As a Taft-Hartley multi-employer plan, the fund is governed by a board of trustees split evenly between union representatives (appointed by Local #693 and the UA) and management representatives (appointed by contributing contractors). This joint structure requires consensus on asset-allocation policy and investment-manager selection. The board typically retains an investment consultant and delegates day-to-day management to external fund-of-fund operators or specialized OCIO firms.
Why does the plan emphasize buyout strategies over other private equity sub-classes?
Taft-Hartley pension plans often favor buyout funds because they target established companies with steady cash flows — a risk/return profile that aligns with the plan's long-term actuarial obligations. Buyout strategies also frequently embed strong labor-relations components, which can satisfy trustee-level ESG preferences. The fund's focus on buyout reflects this structural preference for durable, mid-market enterprise value over the shorter liquidity cycles of growth or venture capital.

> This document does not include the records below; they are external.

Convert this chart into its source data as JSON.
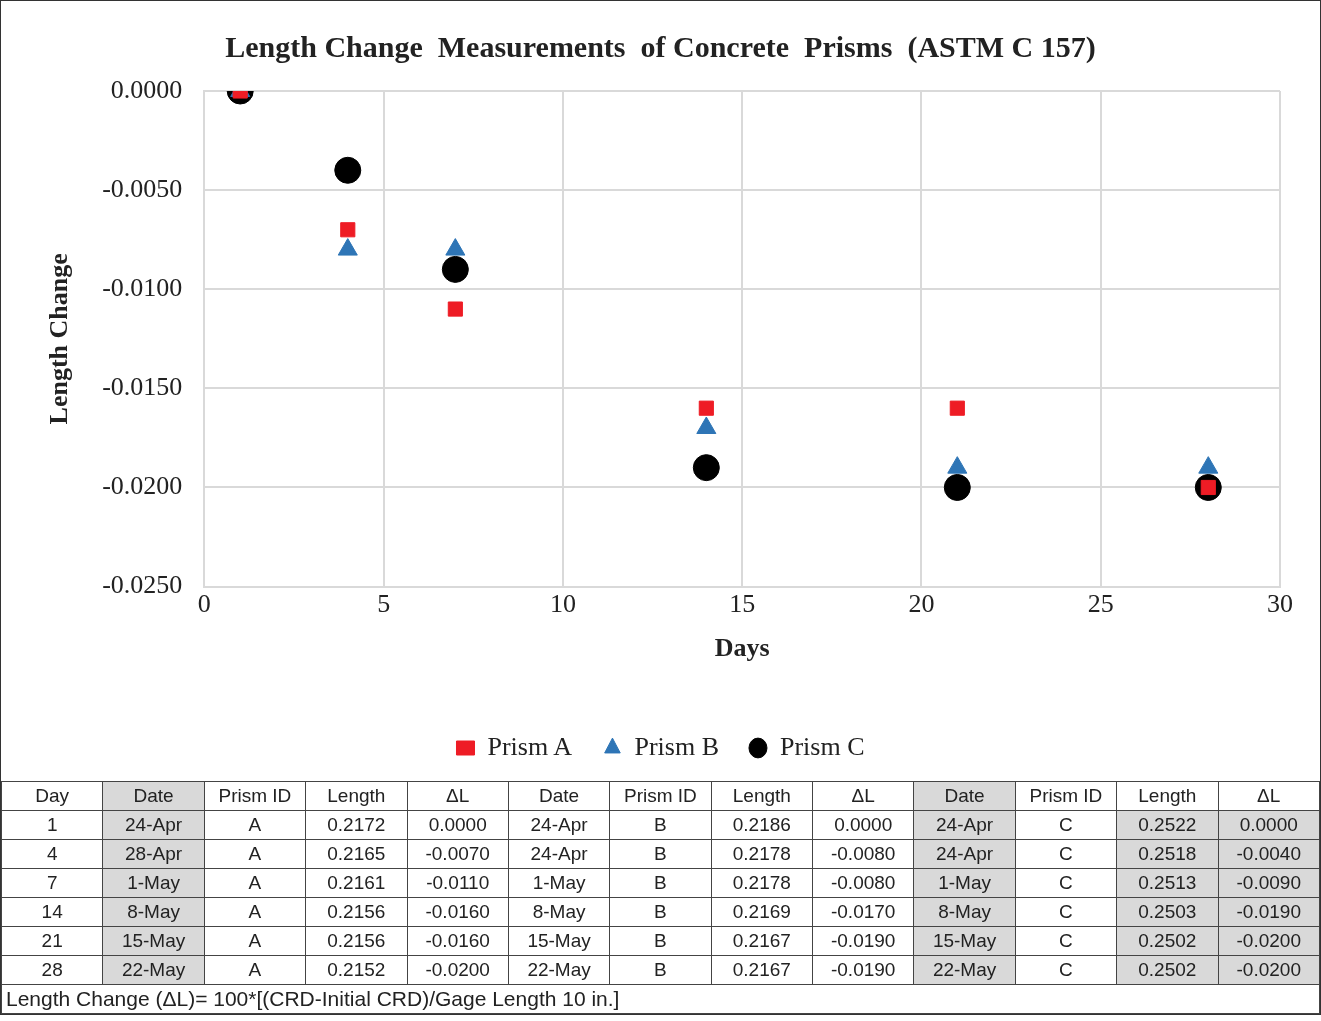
{
  "chart_data": {
    "type": "scatter",
    "title": "Length Change  Measurements  of Concrete  Prisms  (ASTM C 157)",
    "xlabel": "Days",
    "ylabel": "Length Change",
    "x": [
      1,
      4,
      7,
      14,
      21,
      28
    ],
    "series": [
      {
        "name": "Prism A",
        "color": "#ee1c25",
        "marker": "square",
        "values": [
          0,
          -0.007,
          -0.011,
          -0.016,
          -0.016,
          -0.02
        ]
      },
      {
        "name": "Prism B",
        "color": "#2e75b6",
        "marker": "triangle",
        "values": [
          0,
          -0.008,
          -0.008,
          -0.017,
          -0.019,
          -0.019
        ]
      },
      {
        "name": "Prism C",
        "color": "#000000",
        "marker": "circle",
        "values": [
          0,
          -0.004,
          -0.009,
          -0.019,
          -0.02,
          -0.02
        ]
      }
    ],
    "xlim": [
      0,
      30
    ],
    "xticks": [
      0,
      5,
      10,
      15,
      20,
      25,
      30
    ],
    "ylim": [
      -0.025,
      0
    ],
    "yticks": [
      {
        "value": 0,
        "label": "0.0000"
      },
      {
        "value": -0.005,
        "label": "-0.0050"
      },
      {
        "value": -0.01,
        "label": "-0.0100"
      },
      {
        "value": -0.015,
        "label": "-0.0150"
      },
      {
        "value": -0.02,
        "label": "-0.0200"
      },
      {
        "value": -0.025,
        "label": "-0.0250"
      }
    ],
    "grid": true,
    "legend": "bottom",
    "annotations": [
      "Day",
      "Date",
      "Prism ID",
      "Length",
      "ΔL",
      "Date",
      "Prism ID",
      "Length",
      "ΔL",
      "Date",
      "Prism ID",
      "Length",
      "ΔL",
      "1",
      "24-Apr",
      "A",
      "0.2172",
      "0.0000",
      "24-Apr",
      "B",
      "0.2186",
      "0.0000",
      "24-Apr",
      "C",
      "0.2522",
      "0.0000",
      "4",
      "28-Apr",
      "A",
      "0.2165",
      "-0.0070",
      "24-Apr",
      "B",
      "0.2178",
      "-0.0080",
      "24-Apr",
      "C",
      "0.2518",
      "-0.0040",
      "7",
      "1-May",
      "A",
      "0.2161",
      "-0.0110",
      "1-May",
      "B",
      "0.2178",
      "-0.0080",
      "1-May",
      "C",
      "0.2513",
      "-0.0090",
      "14",
      "8-May",
      "A",
      "0.2156",
      "-0.0160",
      "8-May",
      "B",
      "0.2169",
      "-0.0170",
      "8-May",
      "C",
      "0.2503",
      "-0.0190",
      "21",
      "15-May",
      "A",
      "0.2156",
      "-0.0160",
      "15-May",
      "B",
      "0.2167",
      "-0.0190",
      "15-May",
      "C",
      "0.2502",
      "-0.0200",
      "28",
      "22-May",
      "A",
      "0.2152",
      "-0.0200",
      "22-May",
      "B",
      "0.2167",
      "-0.0190",
      "22-May",
      "C",
      "0.2502",
      "-0.0200",
      "Length Change (ΔL)= 100*[(CRD-Initial CRD)/Gage Length 10 in.]"
    ]
  }
}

Is the Local #693 plan pooled with other UA local union plans for investment purposes?
Many UA-affiliated local pension plans participate in nationally administered or jointly marketed investment vehicles designed specifically for building-trades funds. While Local #693's specific participation in a pooled UA master trust is not publicly detailed, the union's affiliation with the UA provides access to a network of labor-friendly private markets managers. This collective approach can deliver fee concessions and access to hard-to-access buyout partnerships that a single local plan might not achieve on its own.
What is the contribution base for the Local #693 pension plan?
Contributions flow from signatory plumbing and pipefitting contractors in Vermont, primarily those engaged in commercial, industrial, and infrastructure construction. Contribution rates are set through collective-bargaining agreements negotiated between Local #693 and the contractor associations. The flow of contributions depends on regional construction activity, making the fund's inflows cyclical but tied directly to prevailing-wage project work in northern New England.
How is the Local #693 pension plan legally distinct from the associated Health & Welfare Fund?
The pension plan and the Health & Welfare Fund are legally separate trusts, each with its own board of trustees, plan documents, and fiduciary reporting. Health & Welfare funds cover active-member medical, dental, and disability benefits, while the pension trust exclusively handles retirement assets. Federal law prohibits commingling of assets, ensuring the pension corpus remains insulated from health-benefit liabilities.